Evolution equations for quark-gluon distributions in multi-color QCD and open spin chains

TL;DR

This work shows that the scale dependence of twist-3 quark-gluon distributions in the multi-color limit maps to an integrable open $SL(2,\mathbb{R})$ spin-chain problem, enabling exact and asymptotic determination of anomalous dimensions via the Baxter equation and Algebraic Bethe Ansatz. The authors identify two conserved charges, $Q_{S^+}$ and $Q_T$, that label independent components of the distributions, with their anomalous dimensions given by spin-magnet energies. They develop a comprehensive spectral analysis, obtaining exact solutions at special parameter choices, and a detailed asymptotic framework (including WKB) that reveals a dispersion curve, quantization conditions, and a finite mass gap separating the lowest levels from the continuum.

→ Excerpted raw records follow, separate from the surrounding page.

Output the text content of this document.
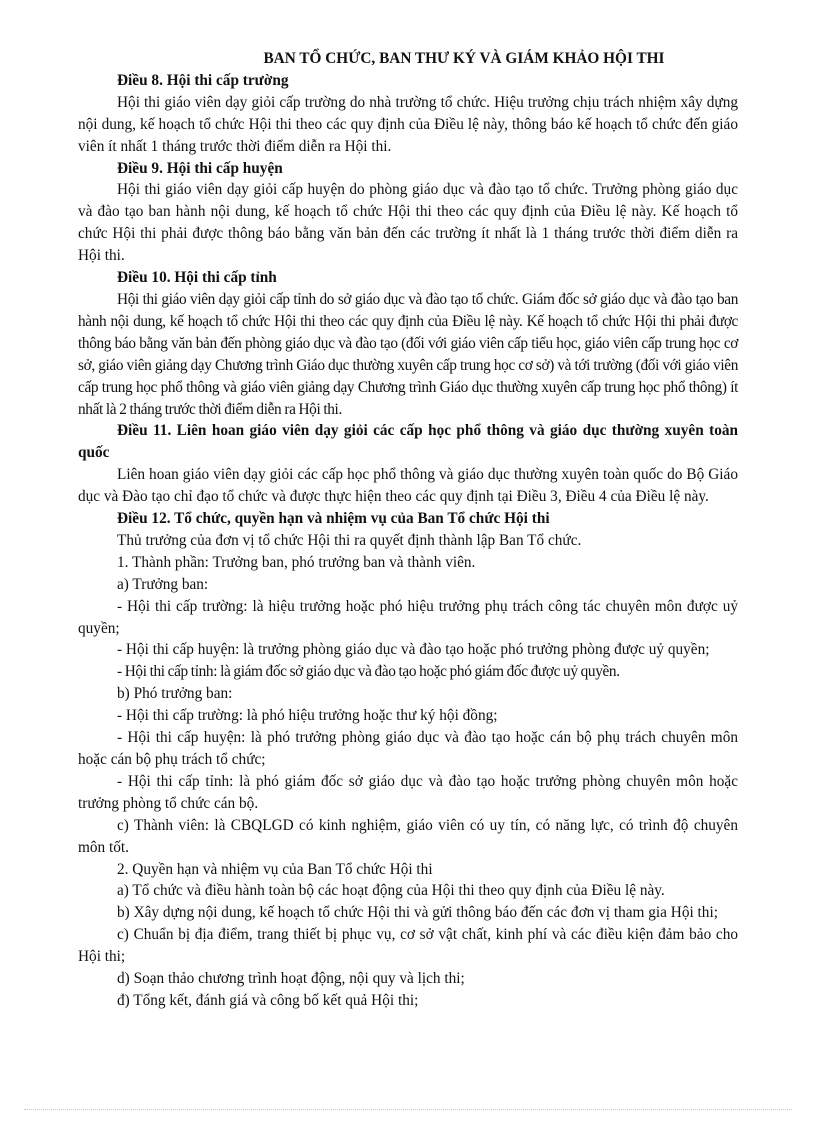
BAN TỔ CHỨC, BAN THƯ KÝ VÀ GIÁM KHẢO HỘI THI
Điều 8. Hội thi cấp trường

Hội thi giáo viên dạy giỏi cấp trường do nhà trường tổ chức. Hiệu trưởng chịu trách nhiệm xây dựng nội dung, kế hoạch tổ chức Hội thi theo các quy định của Điều lệ này, thông báo kế hoạch tổ chức đến giáo viên ít nhất 1 tháng trước thời điểm diễn ra Hội thi.

Điều 9. Hội thi cấp huyện

Hội thi giáo viên dạy giỏi cấp huyện do phòng giáo dục và đào tạo tổ chức. Trưởng phòng giáo dục và đào tạo ban hành nội dung, kế hoạch tổ chức Hội thi theo các quy định của Điều lệ này. Kế hoạch tổ chức Hội thi phải được thông báo bằng văn bản đến các trường ít nhất là 1 tháng trước thời điểm diễn ra Hội thi.

Điều 10. Hội thi cấp tỉnh

Hội thi giáo viên dạy giỏi cấp tỉnh do sở giáo dục và đào tạo tổ chức. Giám đốc sở giáo dục và đào tạo ban hành nội dung, kế hoạch tổ chức Hội thi theo các quy định của Điều lệ này. Kế hoạch tổ chức Hội thi phải được thông báo bằng văn bản đến phòng giáo dục và đào tạo (đối với giáo viên cấp tiểu học, giáo viên cấp trung học cơ sở, giáo viên giảng dạy Chương trình Giáo dục thường xuyên cấp trung học cơ sở) và tới trường (đối với giáo viên cấp trung học phổ thông và giáo viên giảng dạy Chương trình Giáo dục thường xuyên cấp trung học phổ thông) ít nhất là 2 tháng trước thời điểm diễn ra Hội thi.

Điều 11. Liên hoan giáo viên dạy giỏi các cấp học phổ thông và giáo dục thường xuyên toàn quốc

Liên hoan giáo viên dạy giỏi các cấp học phổ thông và giáo dục thường xuyên toàn quốc do Bộ Giáo dục và Đào tạo chỉ đạo tổ chức và được thực hiện theo các quy định tại Điều 3, Điều 4 của Điều lệ này.

Điều 12. Tổ chức, quyền hạn và nhiệm vụ của Ban Tổ chức Hội thi

Thủ trưởng của đơn vị tổ chức Hội thi ra quyết định thành lập Ban Tổ chức.

1. Thành phần: Trưởng ban, phó trưởng ban và thành viên.

a) Trưởng ban:

- Hội thi cấp trường: là hiệu trưởng hoặc phó hiệu trưởng phụ trách công tác chuyên môn được uỷ quyền;

- Hội thi cấp huyện: là trưởng phòng giáo dục và đào tạo hoặc phó trưởng phòng được uỷ quyền;

- Hội thi cấp tỉnh: là giám đốc sở giáo dục và đào tạo hoặc phó giám đốc được uỷ quyền.

b) Phó trưởng ban:

- Hội thi cấp trường: là phó hiệu trưởng hoặc thư ký hội đồng;

- Hội thi cấp huyện: là phó trưởng phòng giáo dục và đào tạo hoặc cán bộ phụ trách chuyên môn hoặc cán bộ phụ trách tổ chức;

- Hội thi cấp tỉnh: là phó giám đốc sở giáo dục và đào tạo hoặc trưởng phòng chuyên môn hoặc trưởng phòng tổ chức cán bộ.

c) Thành viên: là CBQLGD có kinh nghiệm, giáo viên có uy tín, có năng lực, có trình độ chuyên môn tốt.

2. Quyền hạn và nhiệm vụ của Ban Tổ chức Hội thi

a) Tổ chức và điều hành toàn bộ các hoạt động của Hội thi theo quy định của Điều lệ này.

b) Xây dựng nội dung, kế hoạch tổ chức Hội thi và gửi thông báo đến các đơn vị tham gia Hội thi;

c) Chuẩn bị địa điểm, trang thiết bị phục vụ, cơ sở vật chất, kinh phí và các điều kiện đảm bảo cho Hội thi;

d) Soạn thảo chương trình hoạt động, nội quy và lịch thi;

đ) Tổng kết, đánh giá và công bố kết quả Hội thi;
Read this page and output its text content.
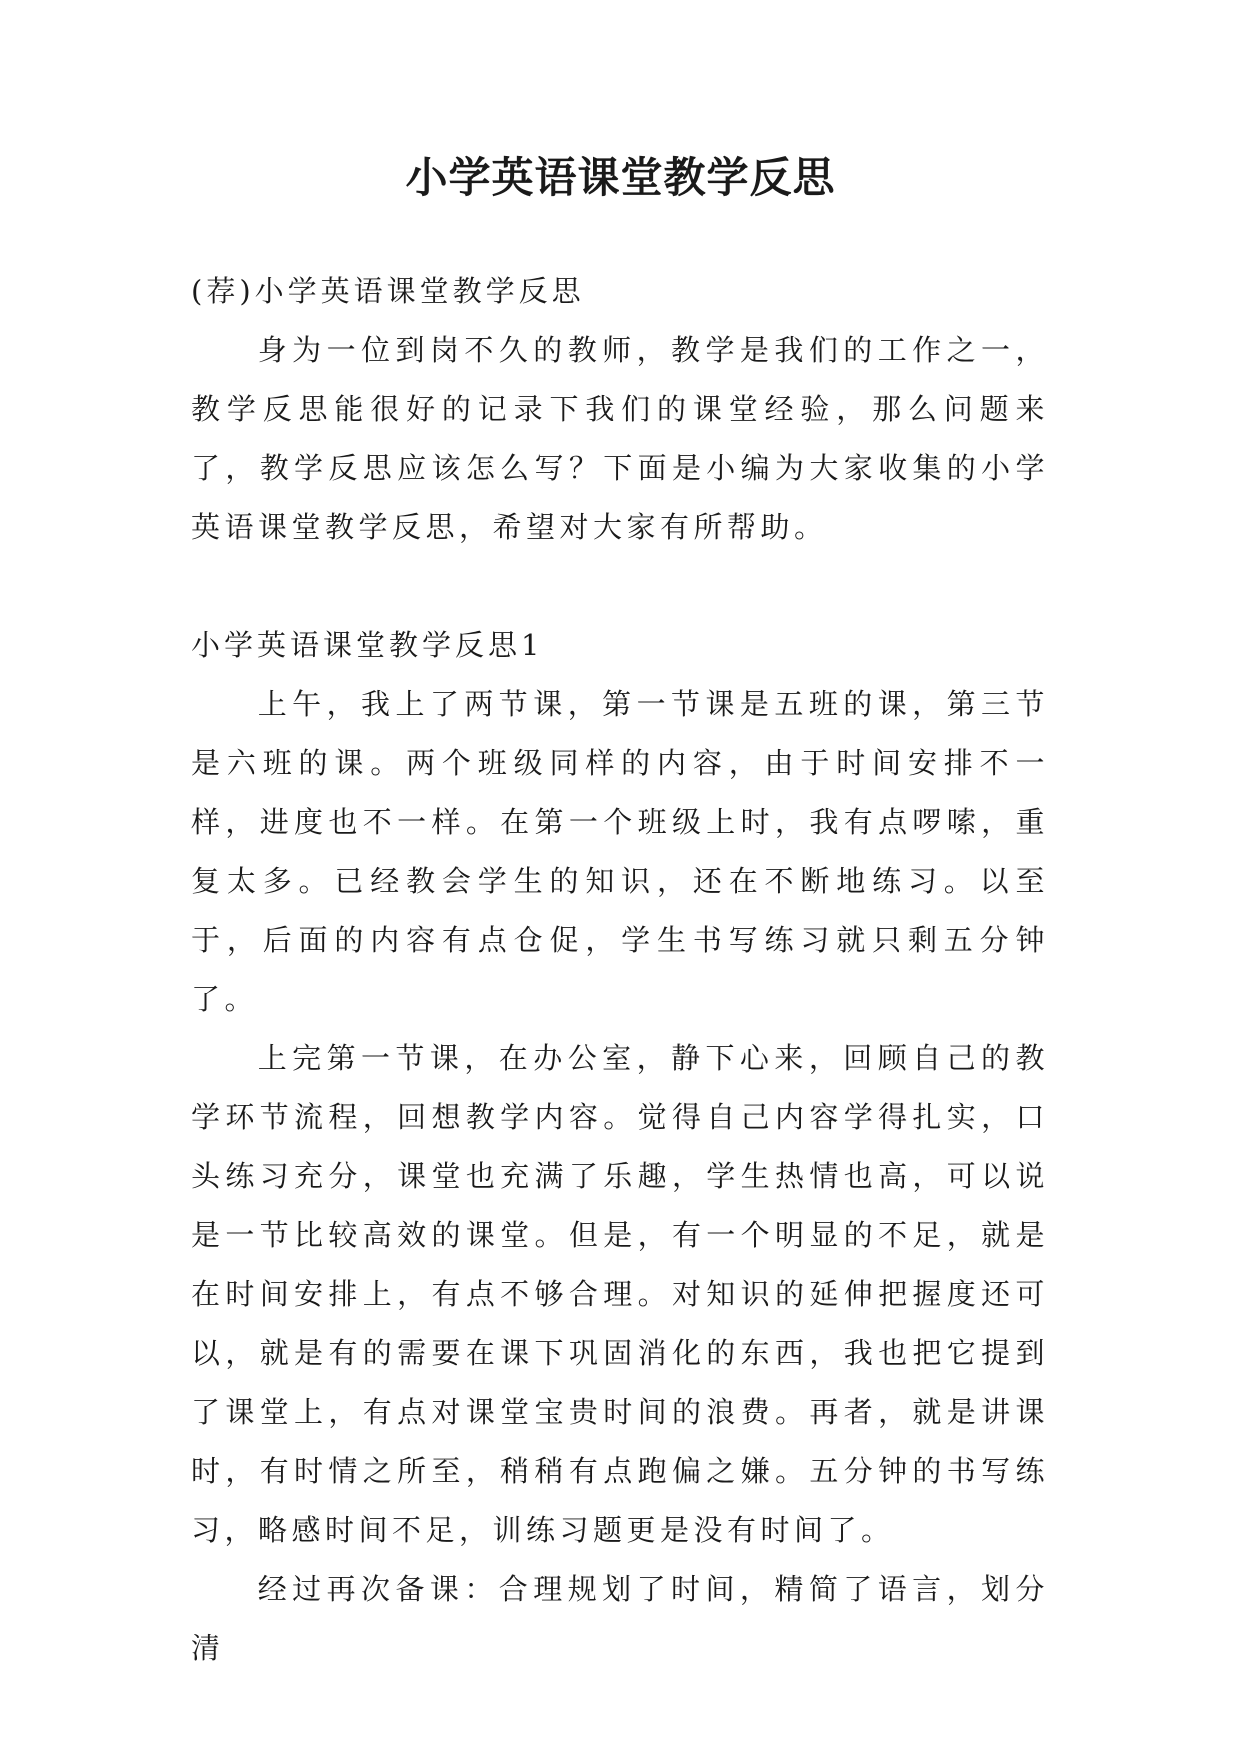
小学英语课堂教学反思

(荐)小学英语课堂教学反思

身为一位到岗不久的教师，教学是我们的工作之一，教学反思能很好的记录下我们的课堂经验，那么问题来了，教学反思应该怎么写？下面是小编为大家收集的小学英语课堂教学反思，希望对大家有所帮助。

小学英语课堂教学反思1

上午，我上了两节课，第一节课是五班的课，第三节是六班的课。两个班级同样的内容，由于时间安排不一样，进度也不一样。在第一个班级上时，我有点啰嗦，重复太多。已经教会学生的知识，还在不断地练习。以至于，后面的内容有点仓促，学生书写练习就只剩五分钟了。

上完第一节课，在办公室，静下心来，回顾自己的教学环节流程，回想教学内容。觉得自己内容学得扎实，口头练习充分，课堂也充满了乐趣，学生热情也高，可以说是一节比较高效的课堂。但是，有一个明显的不足，就是在时间安排上，有点不够合理。对知识的延伸把握度还可以，就是有的需要在课下巩固消化的东西，我也把它提到了课堂上，有点对课堂宝贵时间的浪费。再者，就是讲课时，有时情之所至，稍稍有点跑偏之嫌。五分钟的书写练习，略感时间不足，训练习题更是没有时间了。

经过再次备课：合理规划了时间，精简了语言，划分清
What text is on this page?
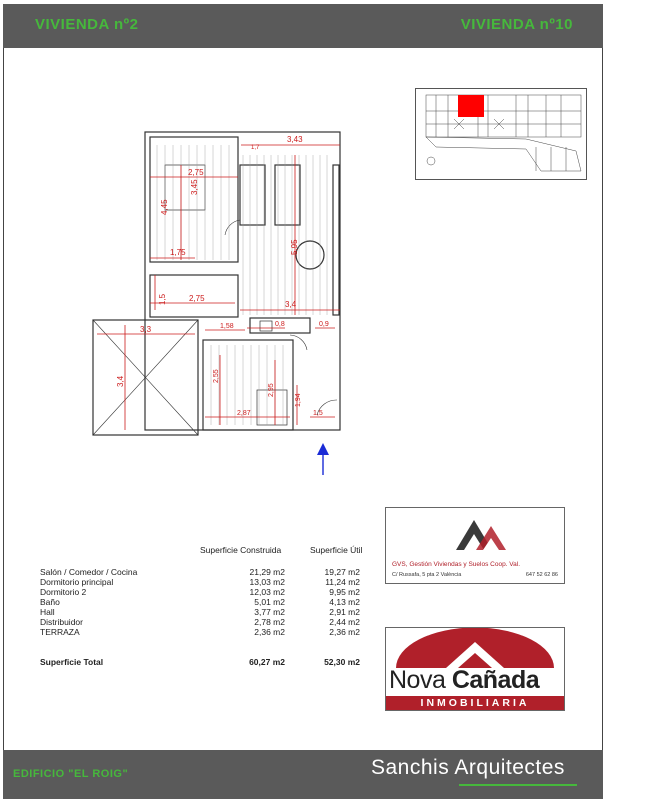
VIVIENDA nº2	VIVIENDA nº10
3,43
1,7
2,75
3,45
4,45
1,75	5,95
1,5	2,75
3,4
3,3	1,58	0,8	0,9
3,4	2,55
2,95
1,94
2,87	1,5
Superficie Construida	Superficie Útil
Salón / Comedor / Cocina	21,29 m2	19,27 m2
Dormitorio principal	13,03 m2	11,24 m2
Dormitorio 2	12,03 m2	9,95 m2
Baño	5,01 m2	4,13 m2
Hall	3,77 m2	2,91 m2
Distribuidor	2,78 m2	2,44 m2
TERRAZA	2,36 m2	2,36 m2
Superficie Total	60,27 m2	52,30 m2
GVS, Gestión Viviendas y Suelos Coop. Val.
C/ Russafa, 5 pta 2 València	647 52 62 86
Nova Cañada
INMOBILIARIA
EDIFICIO "EL ROIG"	Sanchis Arquitectes
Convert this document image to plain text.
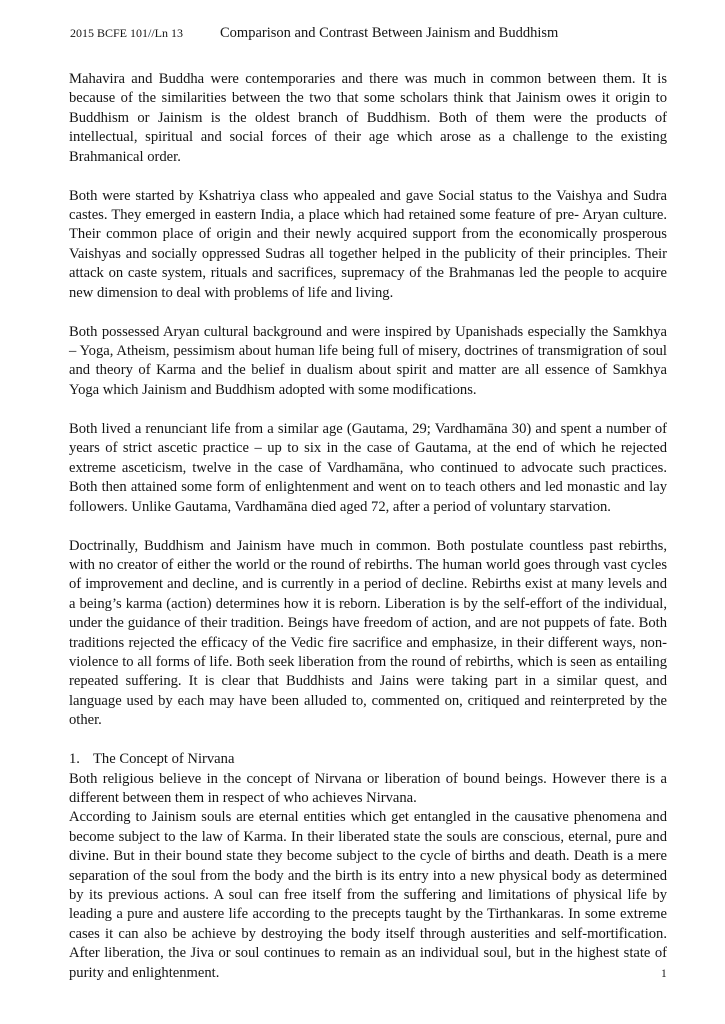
2015 BCFE 101//Ln 13	Comparison and Contrast Between Jainism and Buddhism

Mahavira and Buddha were contemporaries and there was much in common between them. It is because of the similarities between the two that some scholars think that Jainism owes it origin to Buddhism or Jainism is the oldest branch of Buddhism. Both of them were the products of intellectual, spiritual and social forces of their age which arose as a challenge to the existing Brahmanical order.

Both were started by Kshatriya class who appealed and gave Social status to the Vaishya and Sudra castes. They emerged in eastern India, a place which had retained some feature of pre- Aryan culture. Their common place of origin and their newly acquired support from the economically prosperous Vaishyas and socially oppressed Sudras all together helped in the publicity of their principles. Their attack on caste system, rituals and sacrifices, supremacy of the Brahmanas led the people to acquire new dimension to deal with problems of life and living.

Both possessed Aryan cultural background and were inspired by Upanishads especially the Samkhya – Yoga, Atheism, pessimism about human life being full of misery, doctrines of transmigration of soul and theory of Karma and the belief in dualism about spirit and matter are all essence of Samkhya Yoga which Jainism and Buddhism adopted with some modifications.

Both lived a renunciant life from a similar age (Gautama, 29; Vardhamāna 30) and spent a number of years of strict ascetic practice – up to six in the case of Gautama, at the end of which he rejected extreme asceticism, twelve in the case of Vardhamāna, who continued to advocate such practices. Both then attained some form of enlightenment and went on to teach others and led monastic and lay followers. Unlike Gautama, Vardhamāna died aged 72, after a period of voluntary starvation.

Doctrinally, Buddhism and Jainism have much in common. Both postulate countless past rebirths, with no creator of either the world or the round of rebirths. The human world goes through vast cycles of improvement and decline, and is currently in a period of decline. Rebirths exist at many levels and a being’s karma (action) determines how it is reborn. Liberation is by the self-effort of the individual, under the guidance of their tradition. Beings have freedom of action, and are not puppets of fate. Both traditions rejected the efficacy of the Vedic fire sacrifice and emphasize, in their different ways, non-violence to all forms of life. Both seek liberation from the round of rebirths, which is seen as entailing repeated suffering. It is clear that Buddhists and Jains were taking part in a similar quest, and language used by each may have been alluded to, commented on, critiqued and reinterpreted by the other.

1. The Concept of Nirvana

Both religious believe in the concept of Nirvana or liberation of bound beings. However there is a different between them in respect of who achieves Nirvana.

According to Jainism souls are eternal entities which get entangled in the causative phenomena and become subject to the law of Karma. In their liberated state the souls are conscious, eternal, pure and divine. But in their bound state they become subject to the cycle of births and death. Death is a mere separation of the soul from the body and the birth is its entry into a new physical body as determined by its previous actions. A soul can free itself from the suffering and limitations of physical life by leading a pure and austere life according to the precepts taught by the Tirthankaras. In some extreme cases it can also be achieve by destroying the body itself through austerities and self-mortification. After liberation, the Jiva or soul continues to remain as an individual soul, but in the highest state of purity and enlightenment.	1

The results establish a universality class for three-particle evolution in QCD and provide a solid foundation for understanding Regge behavior and higher-twist distributions in the large-$N_c$ limit, with nonplanar corrections discussed as a perturbation that preserves qualitative structure.

Abstract

We study the scale dependence of the twist-3 quark-gluon parton distributions using the observation that in the multi-color limit the corresponding QCD evolution equations possess an additional integral of motion and turn out to be effectively equivalent to the Schrodinger equation for integrable open Heisenberg spin chain model. We identify the integral of motion of the spin chain as a new quantum number that separates different components of the twist-3 parton distributions. Each component evolves independently and its scale dependence is governed by anomalous dimension given by the energy of the spin magnet. To find the spectrum of the QCD induced open Heisenberg spin magnet we develop the Bethe Ansatz technique based on the Baxter equation. The solutions to the Baxter equation are constructed using different asymptotic methods and their properties are studied in detail. We demonstrate that the obtained solutions provide a good qualitative description of the spectrum of the anomalous dimensions and reveal a number of interesting properties. We show that the few lowest anomalous dimensions are separated from the rest of the spectrum by a finite mass gap and estimate its value.

Figures (4)

• Figure 1: The dependence of the quantized values of the charge $q$ and the energy ${\cal E}(N,q)$ on the spin $N$ for the values of the impurity parameters $\omega_1=\omega_3=3/2$ corresponding to the evolution kernel ${\cal H}_T$. The dotted lines represent two trajectories with $\bar{\ell}=0$ (upper curve) and $\ell=3$ (lower curve) described in Sect. 7.4.
• Figure 2: The flow of the energy ${\cal E}(N,q)$ and the conserved charge $q=2N(N+6)(\nu^2+3/4)$ with $\omega_3$ for $N=5$ and $\omega_1=3/2$. Two vertical dotted lines correspond to $\omega_3=1/2$ and $\omega_3=3/2$ and define the spectrum of the evolution kernels ${\cal H}_S$ and ${\cal H}_T$, respectively.
• Figure 3: The dependence on the energy ${\cal E}(N,q)$ on the conserved charge $q$ at $N=10$. Crosses denote the exact values of the energy and the solid line corresponds to the asymptotic expression (\ref{['dis']}).
• Figure 4: The difference ${\cal E}(N,q)-{\cal E}_{\rm vac}(N)$ for the lowest five energy levels of the Hamiltonian ${\cal H}(\omega_1,\omega_3)$: (a) the dependence on the impurity $\omega_3$ for $N=100$ and $\omega_1=3/2$; (b) the dependence on the spin $N$ for $\omega_1=\omega_3=3/2$.